Mit einer sicheren digitalen Identität, also Accounts mit hohen technischen Sicherheitshürden wie einer Authentifizierung per elektronischem Personalausweis (eID) oder mittels der EUDI-Wallet, würde es Kriminellen deutlich erschwert, Phishing und andere Cybercrime-Aktivitäten zu begehen. Verbraucher und Verbraucherinnen wüssten damit nämlich sicher, mit wem sie interagieren. Das erschwert dubiose Geschäftsmodelle. Zudem könnten solche Identitäten dabei helfen, Bot- und Troll-Aktivitäten im Internet einzudämmen, da hinter jeder Interaktion eine eindeutige Authentifizierung steht. Das schützt die Nutzenden vor Manipulationen und Belästigungen und fördert ein sichereres Online-Umfeld.

Aber das ist noch nicht alles?

Nein, sichere digitale Identitäten reduzieren auch die Zahl von Fake-Profilen, indem sie ermöglichen, dass jede Person nur eine einzige Identität für bestimmte Plattformen nutzen kann.

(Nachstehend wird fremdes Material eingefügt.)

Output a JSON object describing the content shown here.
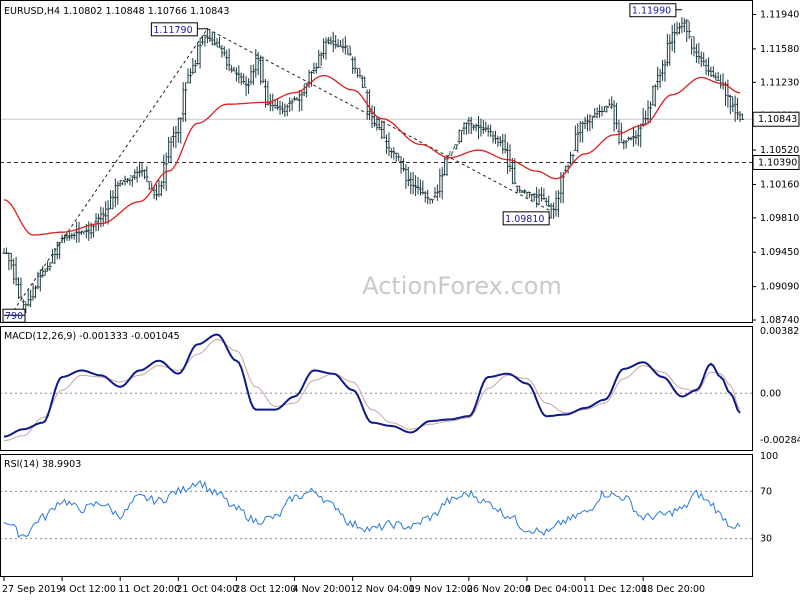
{
  "chart_data": [
    {
      "type": "ohlc",
      "pane": "price",
      "symbol": "EURUSD,H4",
      "last_ohlc": {
        "open": "1.10802",
        "high": "1.10848",
        "low": "1.10766",
        "close": "1.10843"
      },
      "y_ticks": [
        "1.11940",
        "1.11580",
        "1.11230",
        "1.10880",
        "1.10520",
        "1.10160",
        "1.09810",
        "1.09450",
        "1.09090",
        "1.08740"
      ],
      "ylim": [
        1.0874,
        1.1205
      ],
      "current_price": "1.10843",
      "horizontal_level": "1.10390",
      "callouts": [
        {
          "text": "1.11790",
          "value": 1.1179
        },
        {
          "text": "1.11990",
          "value": 1.1199
        },
        {
          "text": "1.09810",
          "value": 1.0981
        },
        {
          "text": "790",
          "value": 1.0879
        }
      ],
      "watermark": "ActionForex.com",
      "anchors": [
        {
          "t": 0,
          "v": 1.0944
        },
        {
          "t": 4,
          "v": 1.089
        },
        {
          "t": 8,
          "v": 1.0925
        },
        {
          "t": 12,
          "v": 1.096
        },
        {
          "t": 17,
          "v": 1.0968
        },
        {
          "t": 20,
          "v": 1.0985
        },
        {
          "t": 24,
          "v": 1.102
        },
        {
          "t": 28,
          "v": 1.103
        },
        {
          "t": 31,
          "v": 1.1005
        },
        {
          "t": 35,
          "v": 1.107
        },
        {
          "t": 38,
          "v": 1.113
        },
        {
          "t": 41,
          "v": 1.1172
        },
        {
          "t": 44,
          "v": 1.116
        },
        {
          "t": 47,
          "v": 1.1135
        },
        {
          "t": 50,
          "v": 1.112
        },
        {
          "t": 52,
          "v": 1.1148
        },
        {
          "t": 54,
          "v": 1.11
        },
        {
          "t": 57,
          "v": 1.1095
        },
        {
          "t": 60,
          "v": 1.1105
        },
        {
          "t": 64,
          "v": 1.1138
        },
        {
          "t": 66,
          "v": 1.1165
        },
        {
          "t": 70,
          "v": 1.116
        },
        {
          "t": 73,
          "v": 1.113
        },
        {
          "t": 76,
          "v": 1.108
        },
        {
          "t": 80,
          "v": 1.105
        },
        {
          "t": 84,
          "v": 1.1015
        },
        {
          "t": 88,
          "v": 1.1
        },
        {
          "t": 92,
          "v": 1.105
        },
        {
          "t": 95,
          "v": 1.108
        },
        {
          "t": 99,
          "v": 1.1075
        },
        {
          "t": 102,
          "v": 1.106
        },
        {
          "t": 106,
          "v": 1.101
        },
        {
          "t": 110,
          "v": 1.1005
        },
        {
          "t": 113,
          "v": 1.099
        },
        {
          "t": 116,
          "v": 1.1035
        },
        {
          "t": 119,
          "v": 1.108
        },
        {
          "t": 122,
          "v": 1.109
        },
        {
          "t": 125,
          "v": 1.11
        },
        {
          "t": 127,
          "v": 1.106
        },
        {
          "t": 130,
          "v": 1.1065
        },
        {
          "t": 132,
          "v": 1.1085
        },
        {
          "t": 135,
          "v": 1.113
        },
        {
          "t": 138,
          "v": 1.1175
        },
        {
          "t": 140,
          "v": 1.1185
        },
        {
          "t": 143,
          "v": 1.115
        },
        {
          "t": 146,
          "v": 1.113
        },
        {
          "t": 148,
          "v": 1.112
        },
        {
          "t": 150,
          "v": 1.1098
        },
        {
          "t": 152,
          "v": 1.1084
        }
      ],
      "sma_anchors": [
        {
          "t": 0,
          "v": 1.1
        },
        {
          "t": 6,
          "v": 1.0963
        },
        {
          "t": 12,
          "v": 1.0966
        },
        {
          "t": 20,
          "v": 1.0975
        },
        {
          "t": 28,
          "v": 1.0998
        },
        {
          "t": 34,
          "v": 1.103
        },
        {
          "t": 40,
          "v": 1.108
        },
        {
          "t": 46,
          "v": 1.11
        },
        {
          "t": 54,
          "v": 1.1102
        },
        {
          "t": 60,
          "v": 1.1112
        },
        {
          "t": 66,
          "v": 1.113
        },
        {
          "t": 72,
          "v": 1.1115
        },
        {
          "t": 78,
          "v": 1.1085
        },
        {
          "t": 86,
          "v": 1.1058
        },
        {
          "t": 92,
          "v": 1.1044
        },
        {
          "t": 98,
          "v": 1.1052
        },
        {
          "t": 104,
          "v": 1.1042
        },
        {
          "t": 110,
          "v": 1.103
        },
        {
          "t": 114,
          "v": 1.1022
        },
        {
          "t": 120,
          "v": 1.1048
        },
        {
          "t": 126,
          "v": 1.1068
        },
        {
          "t": 132,
          "v": 1.1078
        },
        {
          "t": 138,
          "v": 1.111
        },
        {
          "t": 144,
          "v": 1.1128
        },
        {
          "t": 148,
          "v": 1.1122
        },
        {
          "t": 152,
          "v": 1.1112
        }
      ],
      "dashed_lines": [
        [
          {
            "t": 2,
            "v": 1.0884
          },
          {
            "t": 42,
            "v": 1.1179
          }
        ],
        [
          {
            "t": 42,
            "v": 1.1179
          },
          {
            "t": 113,
            "v": 1.0988
          }
        ]
      ]
    },
    {
      "type": "line",
      "pane": "macd",
      "label": "MACD(12,26,9) -0.001333 -0.001045",
      "y_ticks": [
        "0.003826",
        "0.00",
        "-0.002849"
      ],
      "ylim": [
        -0.00335,
        0.004
      ],
      "macd_anchors": [
        {
          "t": 0,
          "v": -0.00265
        },
        {
          "t": 4,
          "v": -0.0022
        },
        {
          "t": 8,
          "v": -0.0018
        },
        {
          "t": 12,
          "v": 0.001
        },
        {
          "t": 16,
          "v": 0.0014
        },
        {
          "t": 20,
          "v": 0.0011
        },
        {
          "t": 24,
          "v": 0.0004
        },
        {
          "t": 28,
          "v": 0.0014
        },
        {
          "t": 32,
          "v": 0.002
        },
        {
          "t": 36,
          "v": 0.0012
        },
        {
          "t": 40,
          "v": 0.003
        },
        {
          "t": 44,
          "v": 0.0036
        },
        {
          "t": 48,
          "v": 0.002
        },
        {
          "t": 52,
          "v": -0.001
        },
        {
          "t": 56,
          "v": -0.001
        },
        {
          "t": 60,
          "v": -0.0002
        },
        {
          "t": 64,
          "v": 0.0014
        },
        {
          "t": 68,
          "v": 0.0012
        },
        {
          "t": 72,
          "v": 0.0002
        },
        {
          "t": 76,
          "v": -0.0018
        },
        {
          "t": 80,
          "v": -0.002
        },
        {
          "t": 84,
          "v": -0.0024
        },
        {
          "t": 88,
          "v": -0.0017
        },
        {
          "t": 92,
          "v": -0.0016
        },
        {
          "t": 96,
          "v": -0.0014
        },
        {
          "t": 100,
          "v": 0.001
        },
        {
          "t": 104,
          "v": 0.0012
        },
        {
          "t": 108,
          "v": 0.0006
        },
        {
          "t": 112,
          "v": -0.0014
        },
        {
          "t": 116,
          "v": -0.0013
        },
        {
          "t": 120,
          "v": -0.0009
        },
        {
          "t": 124,
          "v": -0.0004
        },
        {
          "t": 128,
          "v": 0.0015
        },
        {
          "t": 132,
          "v": 0.0019
        },
        {
          "t": 136,
          "v": 0.001
        },
        {
          "t": 140,
          "v": -0.0002
        },
        {
          "t": 143,
          "v": 0.0002
        },
        {
          "t": 146,
          "v": 0.0018
        },
        {
          "t": 148,
          "v": 0.001
        },
        {
          "t": 150,
          "v": 0.0
        },
        {
          "t": 152,
          "v": -0.0012
        }
      ],
      "signal_anchors": [
        {
          "t": 0,
          "v": -0.0029
        },
        {
          "t": 4,
          "v": -0.0026
        },
        {
          "t": 8,
          "v": -0.0015
        },
        {
          "t": 12,
          "v": 0.0002
        },
        {
          "t": 16,
          "v": 0.0011
        },
        {
          "t": 20,
          "v": 0.001
        },
        {
          "t": 24,
          "v": 0.0007
        },
        {
          "t": 28,
          "v": 0.0011
        },
        {
          "t": 32,
          "v": 0.0017
        },
        {
          "t": 36,
          "v": 0.0014
        },
        {
          "t": 40,
          "v": 0.0024
        },
        {
          "t": 44,
          "v": 0.0033
        },
        {
          "t": 48,
          "v": 0.0026
        },
        {
          "t": 52,
          "v": 0.0004
        },
        {
          "t": 56,
          "v": -0.0008
        },
        {
          "t": 60,
          "v": -0.0006
        },
        {
          "t": 64,
          "v": 0.0008
        },
        {
          "t": 68,
          "v": 0.0012
        },
        {
          "t": 72,
          "v": 0.0007
        },
        {
          "t": 76,
          "v": -0.001
        },
        {
          "t": 80,
          "v": -0.0018
        },
        {
          "t": 84,
          "v": -0.0022
        },
        {
          "t": 88,
          "v": -0.0019
        },
        {
          "t": 92,
          "v": -0.0017
        },
        {
          "t": 96,
          "v": -0.0015
        },
        {
          "t": 100,
          "v": 0.0003
        },
        {
          "t": 104,
          "v": 0.0011
        },
        {
          "t": 108,
          "v": 0.0009
        },
        {
          "t": 112,
          "v": -0.0006
        },
        {
          "t": 116,
          "v": -0.0012
        },
        {
          "t": 120,
          "v": -0.001
        },
        {
          "t": 124,
          "v": -0.0006
        },
        {
          "t": 128,
          "v": 0.0009
        },
        {
          "t": 132,
          "v": 0.0017
        },
        {
          "t": 136,
          "v": 0.0013
        },
        {
          "t": 140,
          "v": 0.0003
        },
        {
          "t": 143,
          "v": 0.0001
        },
        {
          "t": 146,
          "v": 0.0013
        },
        {
          "t": 148,
          "v": 0.0012
        },
        {
          "t": 150,
          "v": 0.0005
        },
        {
          "t": 152,
          "v": -0.001
        }
      ]
    },
    {
      "type": "line",
      "pane": "rsi",
      "label": "RSI(14) 38.9903",
      "y_ticks": [
        "100",
        "70",
        "30"
      ],
      "levels": [
        70,
        30
      ],
      "ylim": [
        0,
        100
      ],
      "rsi_anchors": [
        {
          "t": 0,
          "v": 45
        },
        {
          "t": 4,
          "v": 33
        },
        {
          "t": 8,
          "v": 48
        },
        {
          "t": 12,
          "v": 62
        },
        {
          "t": 16,
          "v": 55
        },
        {
          "t": 20,
          "v": 60
        },
        {
          "t": 24,
          "v": 50
        },
        {
          "t": 28,
          "v": 65
        },
        {
          "t": 32,
          "v": 62
        },
        {
          "t": 36,
          "v": 70
        },
        {
          "t": 40,
          "v": 78
        },
        {
          "t": 44,
          "v": 68
        },
        {
          "t": 48,
          "v": 55
        },
        {
          "t": 52,
          "v": 45
        },
        {
          "t": 56,
          "v": 48
        },
        {
          "t": 60,
          "v": 65
        },
        {
          "t": 64,
          "v": 70
        },
        {
          "t": 68,
          "v": 58
        },
        {
          "t": 72,
          "v": 42
        },
        {
          "t": 76,
          "v": 38
        },
        {
          "t": 80,
          "v": 42
        },
        {
          "t": 84,
          "v": 40
        },
        {
          "t": 88,
          "v": 48
        },
        {
          "t": 92,
          "v": 62
        },
        {
          "t": 96,
          "v": 68
        },
        {
          "t": 100,
          "v": 60
        },
        {
          "t": 104,
          "v": 50
        },
        {
          "t": 108,
          "v": 38
        },
        {
          "t": 112,
          "v": 35
        },
        {
          "t": 116,
          "v": 45
        },
        {
          "t": 120,
          "v": 52
        },
        {
          "t": 124,
          "v": 68
        },
        {
          "t": 128,
          "v": 65
        },
        {
          "t": 132,
          "v": 48
        },
        {
          "t": 136,
          "v": 50
        },
        {
          "t": 140,
          "v": 55
        },
        {
          "t": 143,
          "v": 68
        },
        {
          "t": 146,
          "v": 60
        },
        {
          "t": 148,
          "v": 50
        },
        {
          "t": 150,
          "v": 42
        },
        {
          "t": 152,
          "v": 38.99
        }
      ]
    }
  ],
  "x_axis": {
    "labels": [
      {
        "t": 0,
        "text": "27 Sep 2019"
      },
      {
        "t": 12,
        "text": "4 Oct 12:00"
      },
      {
        "t": 24,
        "text": "11 Oct 20:00"
      },
      {
        "t": 36,
        "text": "21 Oct 04:00"
      },
      {
        "t": 48,
        "text": "28 Oct 12:00"
      },
      {
        "t": 60,
        "text": "4 Nov 20:00"
      },
      {
        "t": 72,
        "text": "12 Nov 04:00"
      },
      {
        "t": 84,
        "text": "19 Nov 12:00"
      },
      {
        "t": 96,
        "text": "26 Nov 20:00"
      },
      {
        "t": 108,
        "text": "4 Dec 04:00"
      },
      {
        "t": 120,
        "text": "11 Dec 12:00"
      },
      {
        "t": 132,
        "text": "18 Dec 20:00"
      }
    ]
  },
  "colors": {
    "bars": "#1d3b40",
    "sma": "#dd1f1f",
    "macd": "#0e1a87",
    "signal": "#c8a4a4",
    "rsi": "#2a7ad8",
    "grid": "#d8d8d8",
    "callout_text": "#1a1aa8",
    "watermark": "#c9c9c9"
  }
}
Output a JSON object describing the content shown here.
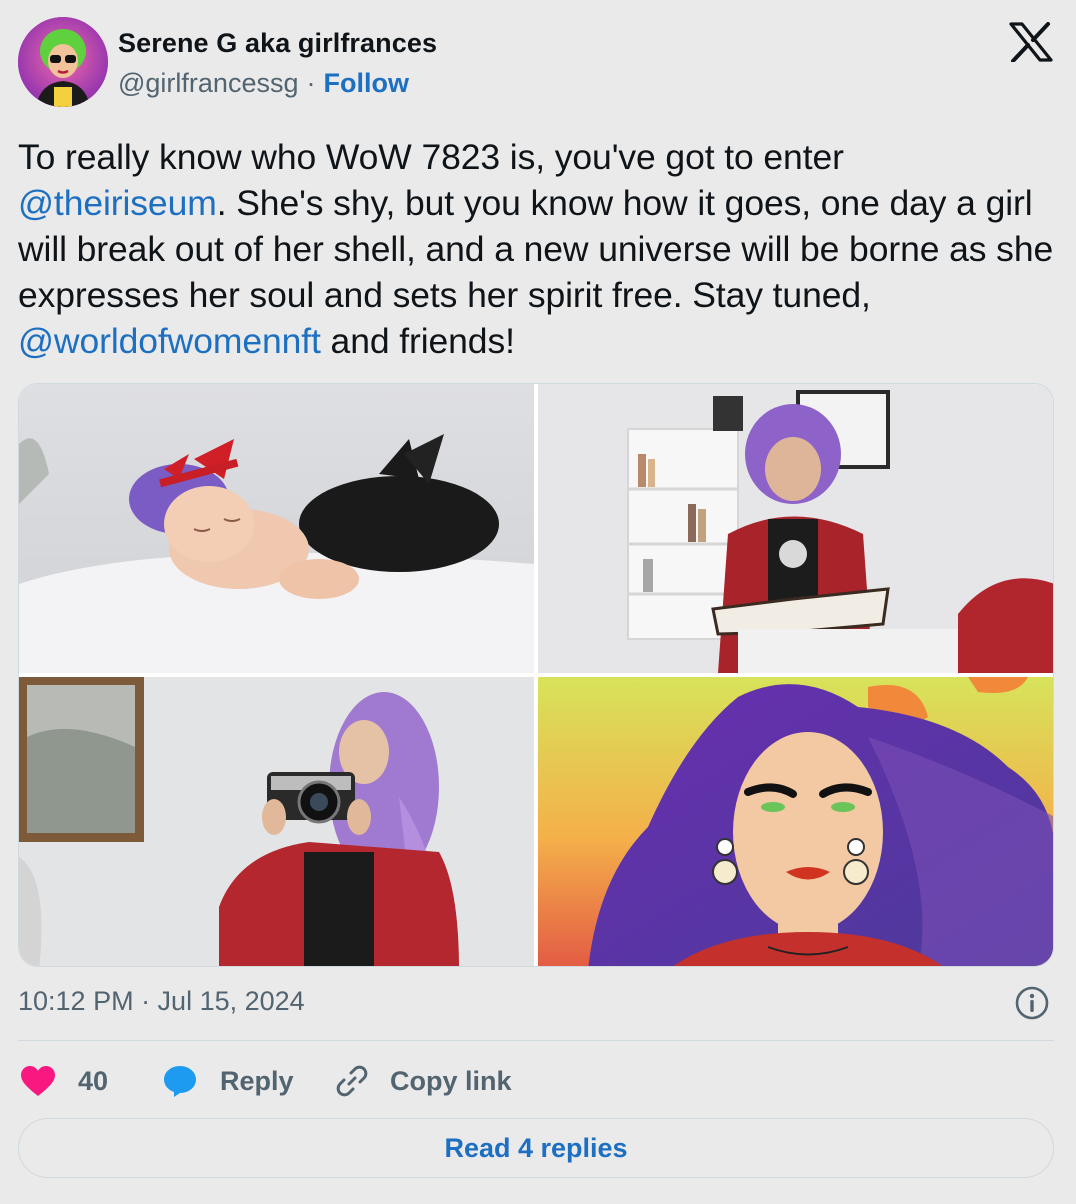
{
  "author": {
    "display_name": "Serene G aka girlfrances",
    "handle": "@girlfrancessg",
    "separator": "·",
    "follow_label": "Follow"
  },
  "tweet": {
    "text_1": "To really know who WoW 7823 is, you've got to enter ",
    "mention_1": "@theiriseum",
    "text_2": ". She's shy, but you know how it goes, one day a girl will break out of her shell, and a new universe will be borne as she expresses her soul and sets her spirit free. Stay tuned, ",
    "mention_2": "@worldofwomennft",
    "text_3": " and friends!"
  },
  "media": [
    {
      "icon": "photo-sleeping-baby"
    },
    {
      "icon": "photo-girl-reading-book"
    },
    {
      "icon": "photo-girl-with-camera"
    },
    {
      "icon": "illustration-woman-purple-hair"
    }
  ],
  "meta": {
    "timestamp": "10:12 PM · Jul 15, 2024"
  },
  "actions": {
    "like_count": "40",
    "reply_label": "Reply",
    "copy_label": "Copy link"
  },
  "read_replies_label": "Read 4 replies",
  "colors": {
    "link": "#1d6fc2",
    "like": "#f91880",
    "reply_icon": "#1d9bf0",
    "muted": "#536471"
  }
}
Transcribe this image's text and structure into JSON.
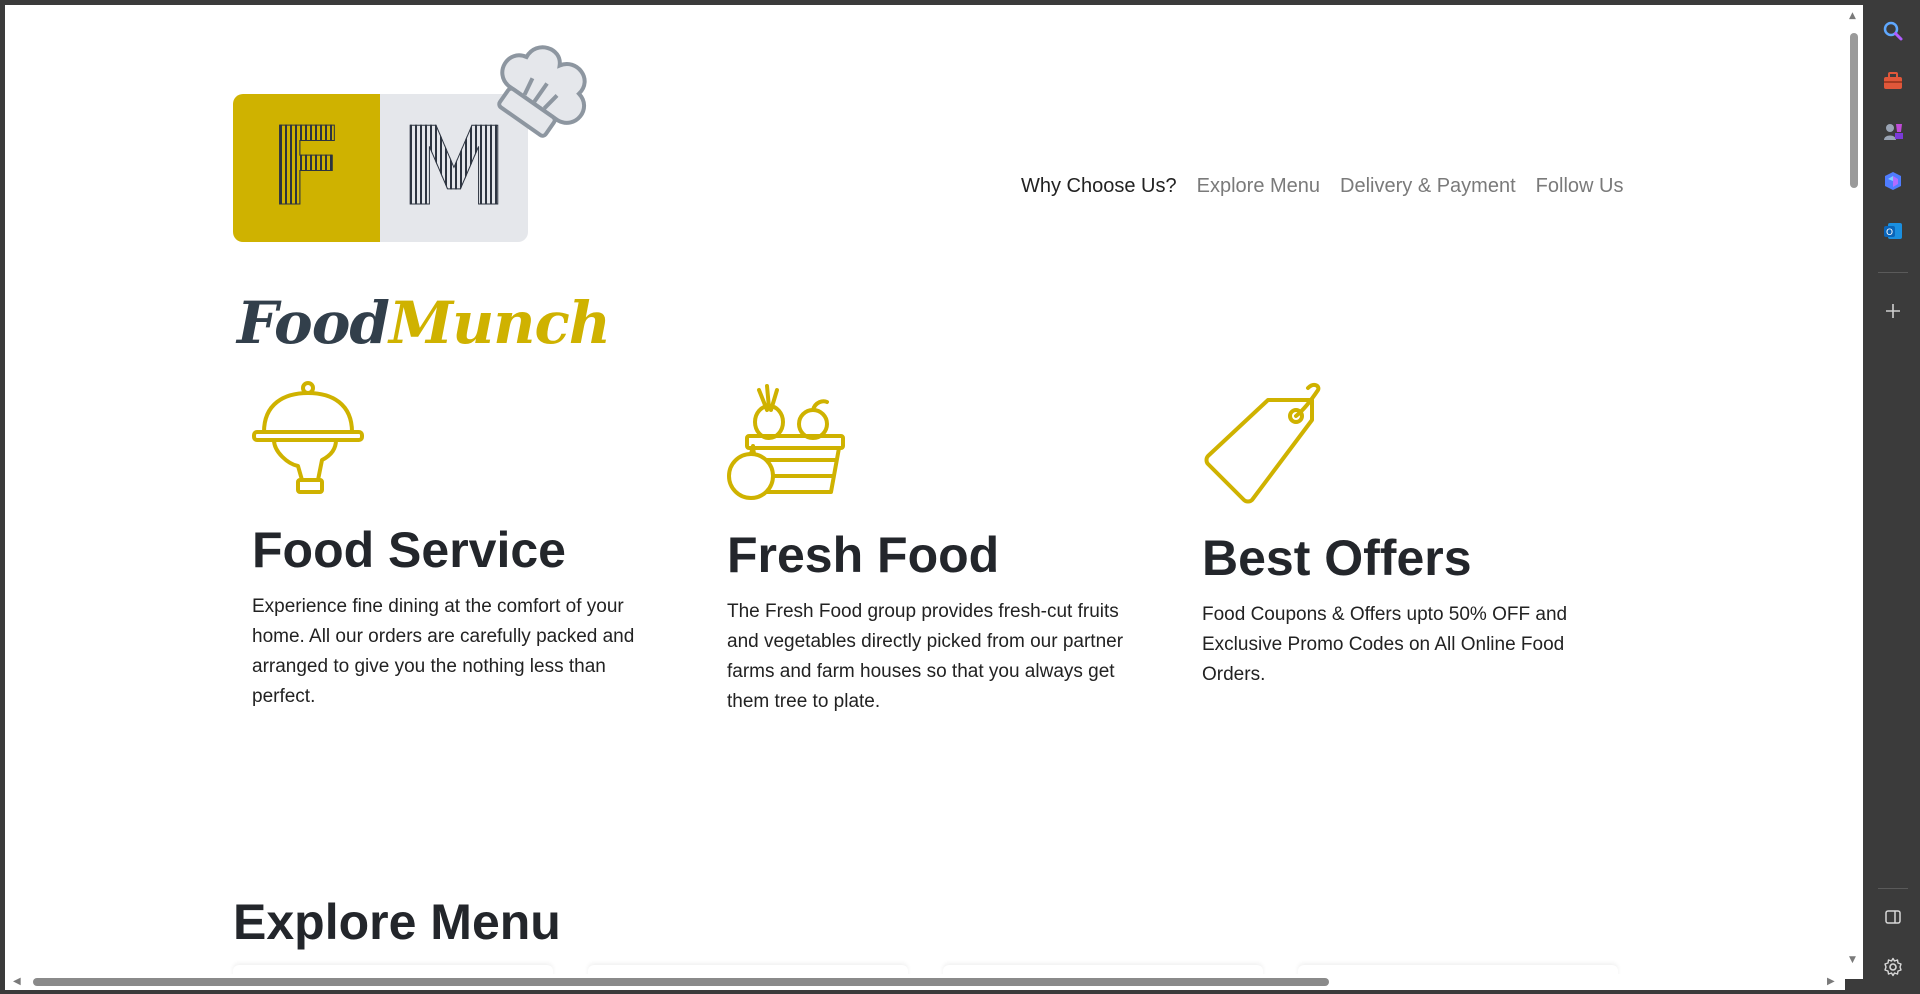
{
  "brand": {
    "logo_left": "F",
    "logo_right": "M",
    "name_part1": "Food",
    "name_part2": "Munch"
  },
  "nav": {
    "items": [
      "Why Choose Us?",
      "Explore Menu",
      "Delivery & Payment",
      "Follow Us"
    ],
    "active": "Why Choose Us?"
  },
  "features": [
    {
      "title": "Food Service",
      "text": "Experience fine dining at the comfort of your home. All our orders are carefully packed and arranged to give you the nothing less than perfect.",
      "icon": "serving-cloche-icon"
    },
    {
      "title": "Fresh Food",
      "text": "The Fresh Food group provides fresh-cut fruits and vegetables directly picked from our partner farms and farm houses so that you always get them tree to plate.",
      "icon": "fruit-basket-icon"
    },
    {
      "title": "Best Offers",
      "text": "Food Coupons & Offers upto 50% OFF and Exclusive Promo Codes on All Online Food Orders.",
      "icon": "price-tag-icon"
    }
  ],
  "sections": {
    "explore_menu_title": "Explore Menu"
  },
  "colors": {
    "accent": "#cfb200",
    "dark": "#323f4b",
    "logo_gray": "#e5e7eb"
  },
  "sidebar_icons": [
    "search-icon",
    "toolbox-icon",
    "games-icon",
    "copilot-icon",
    "outlook-icon",
    "add-icon",
    "split-view-icon",
    "settings-icon"
  ]
}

Gleichzeitig bietet die eID ein Pseudonym, sodass  kein Klarname erforderlich ist. Online-Trollen würde so erschwert, nach einer Sperrung wieder Zugang zur Plattform zu erhalten oder sich unerkannt neu zu registrieren. Das Ausmaß an Hass und Hetze auf verschiedenen Plattformen würde sich zum Vorteil aller Nutzer und Nutzerinnen deutlich reduzieren.

"Wenn digitale Identitäten von staatlichen Stellen verwaltet werden, kann sichergestellt werden, dass die Daten nur für den eigentlichen Zweck genutzt werden." 

Heike Troue, Vorständin der Verbraucherzentrale Rheinland-Pfalz

Warum fordern Sie, dass die Verwaltung sicherer digitaler Identitäten in staatlicher Hand bleiben sollte und nicht von privaten Unternehmen betrieben wird?

In einer Zeit, in der digitale Technologien unser tägliches Leben immer stärker prägen, sind Daten zu einer der kostbarsten Ressourcen geworden. Persönliche Daten werden heute von Unternehmen und Organisationen als wertvolles Gut betrachtet und gezielt genutzt, um sie kommerziell zu nutzen. Deshalb sollte der Staat die Verwaltung sicherer digitaler Identitäten übernehmen. Denn er handelt im öffentlichen Interesse und nicht, um Gewinne zu erzielen. Zudem agiert er unter strengen datenschutzrechtlichen Kontrollen. Anders gesagt: Wenn digitale Identitäten von staatlichen Stellen verwaltet werden, kann sichergestellt werden, dass die Daten nur für den eigentlichen Zweck genutzt werden.

Welche Vorteile bieten die EUDI-Wallet und die eID im Vergleich zu privatwirtschaftlichen Lösungen wie Single-Sign-On-Diensten?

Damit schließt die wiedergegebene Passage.